4. President Trump, to no surprise, provokes strong responses. During the third “Connect to End Cancer” session, Columbia Business School adjunct professor and a Rock Health founder (and 2016 MM&M Top 40 Healthcare Transformers honoree) Halle Tecco asked the following question: “Mr. Trump — he has called the FDA slow and burdensome and put pressure on drug companies around pricing. What do you anticipate changing for innovators, patients, and industry? What would you tell him?”

Here are the responses that followed, presented without comment.

“I don't look to authoritarian regimes for any sort of task I'm hoping to accomplish in the world…They're nothing but an enemy to everything I'm trying to accomplish. I'd ask for nothing except for them to step down. F*** that guy.” – Jeff Hammerbacher, Hammer Lab

“From what I've seen in government, the civil servants are the ones who make it go…You have to be a little bit agnostic to what the administration is if you're going to keep your business running…There's still some amazing people there.” – Aman Bhandari, Merck

“[FDA commissioner nominee] Scott Gottlieb is a decent guy, very smart. He's more conservative than I am, but he respects the process…People don't get that the FDA commissioner can't just reach down and approve a drug. As for cancer, nothing Trump says about any aspect of the FDA is true. We approve [drugs] faster than anyone in the world…If you speed things up, patients get access sooner for drugs you know a lot less about. Every regulation has been written in blood. Every regulation got there because people were harmed.” – Greg Simon, The Biden Foundation

Hey, you ask a big question, you get big answers.

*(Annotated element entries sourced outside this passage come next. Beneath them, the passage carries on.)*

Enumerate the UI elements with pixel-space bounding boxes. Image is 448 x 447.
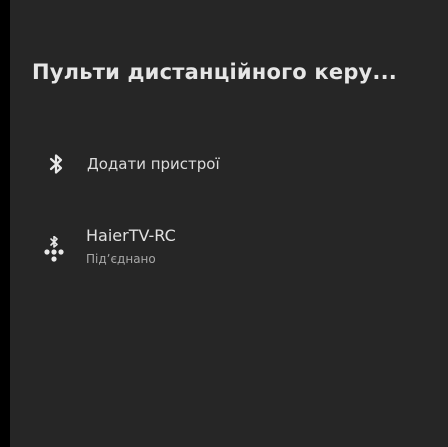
device-item-haiertv-rc[interactable]: HaierTV-RC Підʼєднано [32,226,442,282]
device-name: HaierTV-RC [86,226,176,245]
device-text: HaierTV-RC Підʼєднано [86,226,176,268]
remotes-panel: Пульти дистанційного керу... Додати прис… [10,0,448,447]
remote-control-icon [41,236,71,266]
page-title: Пульти дистанційного керу... [32,60,397,84]
add-device-label: Додати пристрої [87,155,220,173]
device-status: Підʼєднано [86,252,156,266]
add-device-button[interactable]: Додати пристрої [32,140,442,188]
bluetooth-icon [44,152,68,176]
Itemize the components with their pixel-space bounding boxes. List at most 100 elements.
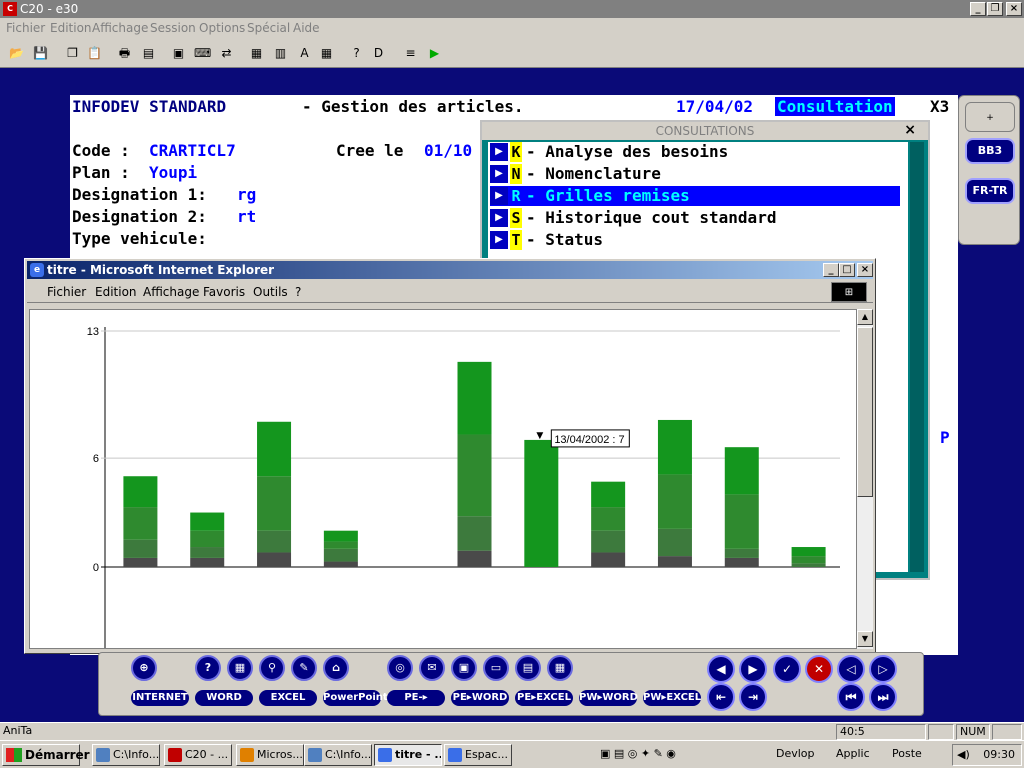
bar-segment[interactable] — [457, 361, 492, 435]
bar-segment[interactable] — [457, 550, 492, 567]
menu-affichage[interactable]: Affichage — [92, 21, 148, 35]
form-icon[interactable]: ▥ — [272, 45, 289, 61]
excel-button[interactable]: EXCEL — [259, 690, 317, 706]
powerpoint-button[interactable]: PowerPoint — [323, 690, 388, 706]
computer-icon[interactable]: ▭ — [483, 655, 509, 681]
folder-icon[interactable]: ▤ — [515, 655, 541, 681]
speaker-icon[interactable]: ◀) — [957, 745, 970, 765]
bar-segment[interactable] — [323, 548, 358, 562]
find-icon[interactable]: ◎ — [387, 655, 413, 681]
mail-icon[interactable]: ✉ — [419, 655, 445, 681]
font-icon[interactable]: A — [296, 45, 313, 61]
bar-segment[interactable] — [323, 541, 358, 549]
page-prev-icon[interactable]: ◁ — [837, 655, 865, 683]
menu-session[interactable]: Session — [150, 21, 196, 35]
ie-menu-fichier[interactable]: Fichier — [47, 285, 86, 299]
first-line-icon[interactable]: ⇤ — [707, 683, 735, 711]
ie-close-button[interactable]: × — [857, 263, 873, 277]
task-button[interactable]: Micros... — [236, 744, 304, 766]
paste-icon[interactable]: 📋 — [86, 45, 103, 61]
bar-segment[interactable] — [591, 481, 626, 508]
target-icon[interactable]: ⊕ — [131, 655, 157, 681]
scroll-thumb[interactable] — [857, 327, 873, 497]
restore-button[interactable]: ❐ — [987, 2, 1003, 16]
calculator-icon[interactable]: ▦ — [547, 655, 573, 681]
consultation-item-s[interactable]: ▶ S - Historique cout standard — [490, 208, 900, 228]
side-plus-button[interactable]: + — [965, 102, 1015, 132]
bar-segment[interactable] — [724, 494, 759, 549]
pw-word-button[interactable]: PW▸WORD — [579, 690, 638, 706]
validate-icon[interactable]: ✓ — [773, 655, 801, 683]
bar-segment[interactable] — [123, 539, 158, 558]
help-pointer-icon[interactable]: ? — [348, 45, 365, 61]
bar-segment[interactable] — [724, 548, 759, 558]
task-button[interactable]: C:\Info... — [304, 744, 372, 766]
copy-icon[interactable]: ❐ — [64, 45, 81, 61]
task-button[interactable]: C:\Info... — [92, 744, 160, 766]
bar-segment[interactable] — [190, 530, 225, 548]
bar-segment[interactable] — [657, 528, 692, 557]
consultations-close-button[interactable]: × — [904, 122, 916, 138]
home-icon[interactable]: ⌂ — [323, 655, 349, 681]
page-first-icon[interactable]: ⏮ — [837, 683, 865, 711]
side-button-fr-tr[interactable]: FR-TR — [965, 178, 1015, 204]
consultation-item-k[interactable]: ▶ K - Analyse des besoins — [490, 142, 900, 162]
ie-menu-favoris[interactable]: Favoris — [203, 285, 245, 299]
ie-menu-outils[interactable]: Outils — [253, 285, 288, 299]
bar-segment[interactable] — [123, 557, 158, 567]
pw-excel-button[interactable]: PW▸EXCEL — [643, 690, 701, 706]
ie-menu-affichage[interactable]: Affichage — [143, 285, 199, 299]
bar-segment[interactable] — [323, 530, 358, 542]
scroll-down-icon[interactable]: ▼ — [857, 631, 873, 647]
bar-segment[interactable] — [524, 439, 559, 567]
bar-segment[interactable] — [591, 507, 626, 531]
bar-segment[interactable] — [791, 563, 826, 567]
task-button-active[interactable]: titre - ... — [374, 744, 442, 766]
minimize-button[interactable]: _ — [970, 2, 986, 16]
wrench-icon[interactable]: ✎ — [291, 655, 317, 681]
start-button[interactable]: Démarrer — [2, 744, 90, 766]
devlop-toolbar[interactable]: Devlop — [776, 744, 815, 766]
open-icon[interactable]: 📂 — [8, 45, 25, 61]
task-button[interactable]: C20 - ... — [164, 744, 232, 766]
last-line-icon[interactable]: ⇥ — [739, 683, 767, 711]
menu-aide[interactable]: Aide — [293, 21, 320, 35]
help-icon[interactable]: ? — [195, 655, 221, 681]
menu-fichier[interactable]: Fichier — [6, 21, 45, 35]
network-icon[interactable]: ▣ — [451, 655, 477, 681]
bar-segment[interactable] — [190, 512, 225, 531]
internet-button[interactable]: INTERNET — [131, 690, 189, 706]
bar-segment[interactable] — [724, 557, 759, 567]
ie-minimize-button[interactable]: _ — [823, 263, 839, 277]
screen-icon[interactable]: ▦ — [248, 45, 265, 61]
consultations-scrollbar[interactable] — [910, 142, 924, 572]
arrow-left-icon[interactable]: ◀ — [707, 655, 735, 683]
bar-segment[interactable] — [724, 447, 759, 495]
arrow-right-icon[interactable]: ▶ — [739, 655, 767, 683]
bar-segment[interactable] — [657, 474, 692, 529]
menu-options[interactable]: Options — [199, 21, 245, 35]
task-button[interactable]: Espac... — [444, 744, 512, 766]
bar-segment[interactable] — [791, 556, 826, 564]
building-icon[interactable]: ▦ — [227, 655, 253, 681]
quicklaunch-icons[interactable]: ▣ ▤ ◎ ✦ ✎ ◉ — [600, 744, 676, 766]
menu-edition[interactable]: Edition — [50, 21, 92, 35]
menu-special[interactable]: Spécial — [247, 21, 290, 35]
bar-segment[interactable] — [457, 434, 492, 517]
bar-segment[interactable] — [591, 552, 626, 567]
run-icon[interactable]: ▶ — [426, 45, 443, 61]
bar-segment[interactable] — [190, 547, 225, 558]
bar-segment[interactable] — [791, 547, 826, 557]
bar-segment[interactable] — [190, 557, 225, 567]
magnifier-icon[interactable]: ⚲ — [259, 655, 285, 681]
applic-toolbar[interactable]: Applic — [836, 744, 870, 766]
consultation-item-t[interactable]: ▶ T - Status — [490, 230, 900, 250]
poste-toolbar[interactable]: Poste — [892, 744, 922, 766]
scroll-up-icon[interactable]: ▲ — [857, 309, 873, 325]
bar-segment[interactable] — [257, 421, 292, 477]
word-button[interactable]: WORD — [195, 690, 253, 706]
close-button[interactable]: × — [1006, 2, 1022, 16]
pe-trash-button[interactable]: PE-▸ — [387, 690, 445, 706]
print-setup-icon[interactable]: ▤ — [140, 45, 157, 61]
transfer-icon[interactable]: ⇄ — [218, 45, 235, 61]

5. Diamond Joe wows the crowd. You can read longer reports about Vice President Joe Biden's rousing speech elsewhere. (Here's the Los Angeles Times' take.) But know this: If he can convert even one-tenth of his energy, charisma, and passion into results, we're gonna have a cure for cancer before too long. At SXSW, a get-together featuring actual rock stars, Biden blew everyone else off the damn stage.